Sébastien Lecornu dément les rumeurs sur les économies budgétaires envisagées

Ce jeudi, Sébastien Lecornu, ministre des Comptes publics, a formellement démenti plusieurs pistes d’économies qui circulaient ces dernières semaines concernant le budget 2027. Parmi celles-ci figuraient des mesures telles que la suppression des aides personnalisées au logement (APL) pour les étudiants, le gel du revenu de solidarité active (RSA) et du minimum vieillesse, ainsi qu’une éventuelle hausse de l’impôt sur le revenu.

EN BREF

  • Sébastien Lecornu dément des rumeurs sur des économies dans le budget 2027.
  • Les véritables décisions seront annoncées après leur validation.
  • Le gouvernement prépare des mesures face à la hausse de la dette et du déficit.

Sur le réseau social X, M. Lecornu a souligné : « Tout cela est faux ! » en réponse aux inquiétudes soulevées par plusieurs organisations étudiantes. Celles-ci avaient exprimé des craintes concernant un rapport commandé par le gouvernement, qui suggérait d’intégrer le revenu des parents dans le calcul des APL. Le ministre a insisté sur le fait que le budget pour 2027 est encore en phase de préparation et que les décisions finales seront prises en toute transparence.
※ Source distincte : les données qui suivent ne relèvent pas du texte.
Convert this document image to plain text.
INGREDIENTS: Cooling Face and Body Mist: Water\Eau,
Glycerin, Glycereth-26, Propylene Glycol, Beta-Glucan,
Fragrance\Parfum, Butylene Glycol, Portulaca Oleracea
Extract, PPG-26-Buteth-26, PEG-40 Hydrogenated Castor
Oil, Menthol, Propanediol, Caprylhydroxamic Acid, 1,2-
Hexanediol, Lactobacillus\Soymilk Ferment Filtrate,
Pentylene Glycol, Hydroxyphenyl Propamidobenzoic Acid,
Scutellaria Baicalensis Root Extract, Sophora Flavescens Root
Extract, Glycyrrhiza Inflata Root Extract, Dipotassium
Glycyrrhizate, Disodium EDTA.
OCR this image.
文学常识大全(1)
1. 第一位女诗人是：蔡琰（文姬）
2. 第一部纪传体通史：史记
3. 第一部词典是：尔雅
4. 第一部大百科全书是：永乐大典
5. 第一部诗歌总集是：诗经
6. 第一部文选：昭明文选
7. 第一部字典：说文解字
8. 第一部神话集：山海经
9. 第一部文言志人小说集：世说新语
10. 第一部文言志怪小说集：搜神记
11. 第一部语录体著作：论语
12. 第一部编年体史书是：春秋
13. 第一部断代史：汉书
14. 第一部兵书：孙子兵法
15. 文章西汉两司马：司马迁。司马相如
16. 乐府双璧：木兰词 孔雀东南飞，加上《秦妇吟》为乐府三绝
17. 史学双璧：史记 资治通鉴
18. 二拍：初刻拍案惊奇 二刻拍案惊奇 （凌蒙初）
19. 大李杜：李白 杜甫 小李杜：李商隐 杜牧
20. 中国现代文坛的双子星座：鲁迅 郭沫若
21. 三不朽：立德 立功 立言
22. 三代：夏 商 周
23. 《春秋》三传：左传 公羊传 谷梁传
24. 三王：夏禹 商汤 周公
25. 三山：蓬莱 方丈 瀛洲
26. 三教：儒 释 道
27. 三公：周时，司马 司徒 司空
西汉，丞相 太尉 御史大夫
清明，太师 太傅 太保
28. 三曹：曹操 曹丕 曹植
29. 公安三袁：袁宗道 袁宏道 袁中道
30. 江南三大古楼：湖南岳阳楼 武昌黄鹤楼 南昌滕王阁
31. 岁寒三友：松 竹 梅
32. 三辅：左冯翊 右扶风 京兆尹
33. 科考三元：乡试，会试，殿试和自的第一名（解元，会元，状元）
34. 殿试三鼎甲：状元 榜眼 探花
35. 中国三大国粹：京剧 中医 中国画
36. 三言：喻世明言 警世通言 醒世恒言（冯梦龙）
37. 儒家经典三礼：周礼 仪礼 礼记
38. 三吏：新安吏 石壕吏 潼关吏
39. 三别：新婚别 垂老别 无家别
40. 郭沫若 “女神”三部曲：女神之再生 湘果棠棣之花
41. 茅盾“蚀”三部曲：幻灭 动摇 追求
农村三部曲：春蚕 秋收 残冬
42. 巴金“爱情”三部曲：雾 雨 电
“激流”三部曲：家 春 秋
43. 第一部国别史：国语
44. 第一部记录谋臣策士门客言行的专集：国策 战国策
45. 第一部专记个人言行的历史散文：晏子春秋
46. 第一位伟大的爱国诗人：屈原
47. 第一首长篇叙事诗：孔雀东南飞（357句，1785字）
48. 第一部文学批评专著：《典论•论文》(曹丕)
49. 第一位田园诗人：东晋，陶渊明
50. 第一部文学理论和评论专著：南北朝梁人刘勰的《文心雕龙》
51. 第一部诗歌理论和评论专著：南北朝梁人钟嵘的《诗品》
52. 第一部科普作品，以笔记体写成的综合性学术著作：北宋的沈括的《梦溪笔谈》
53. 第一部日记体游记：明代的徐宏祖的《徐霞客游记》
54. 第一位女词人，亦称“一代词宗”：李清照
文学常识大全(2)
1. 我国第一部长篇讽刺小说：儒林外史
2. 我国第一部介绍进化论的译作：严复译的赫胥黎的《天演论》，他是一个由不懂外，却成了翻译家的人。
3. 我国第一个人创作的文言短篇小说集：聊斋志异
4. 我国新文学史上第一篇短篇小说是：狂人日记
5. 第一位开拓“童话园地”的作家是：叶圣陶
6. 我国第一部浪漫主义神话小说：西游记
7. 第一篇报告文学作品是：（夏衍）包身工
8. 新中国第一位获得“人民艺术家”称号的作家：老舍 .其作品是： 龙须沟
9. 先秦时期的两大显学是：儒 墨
« Critiquer les décisions du gouvernement est légitime. En inventer pour inquiéter les Français ne l’est pas », a-t-il ajouté, défendant ainsi l’intégrité des discussions budgétaires. Le ministre a également mentionné le contexte économique difficile, marqué par une augmentation des taux d’intérêt qui complique la gestion de la dette publique.

Un budget sous pression

Le gouvernement se trouve dans une position délicate alors qu’il prépare son budget 2027. La nécessité de trouver des économies s’accompagne d’un besoin urgent de répondre aux préoccupations des citoyens concernant le niveau croissant de la dette et du déficit. En juillet, M. Lecornu avait déjà qualifié cette situation de « préoccupante » et avait exprimé ses doutes sur la possibilité de maintenir un déficit à 5% du PIB en 2026, après avoir enregistré 5,1% en 2025.

Le ministre n’a pas précisé d’objectifs chiffrés pour le déficit, mais il a clairement indiqué que le gouvernement cherchait des solutions viables. Les discussions entourant le budget du prochain exercice fiscal sont cruciales, d’autant plus que le Parlement devra approuver les mesures envisagées. L’automne sera donc une période déterminante pour les finances publiques françaises.

Les acteurs politiques, tout comme les citoyens, attendent des clarifications sur les choix budgétaires à venir. Alors que certaines propositions ont été démenties, les enjeux restent nombreux et complexes dans un contexte économique en mutation rapide.

Dans ce cadre, il est essentiel de suivre l’évolution des négociations budgétaires, car elles auront un impact direct sur la vie quotidienne des Français. Le ministre a donc promis de communiquer plus clairement sur les décisions finales, afin d’éviter toute spéculation inutile.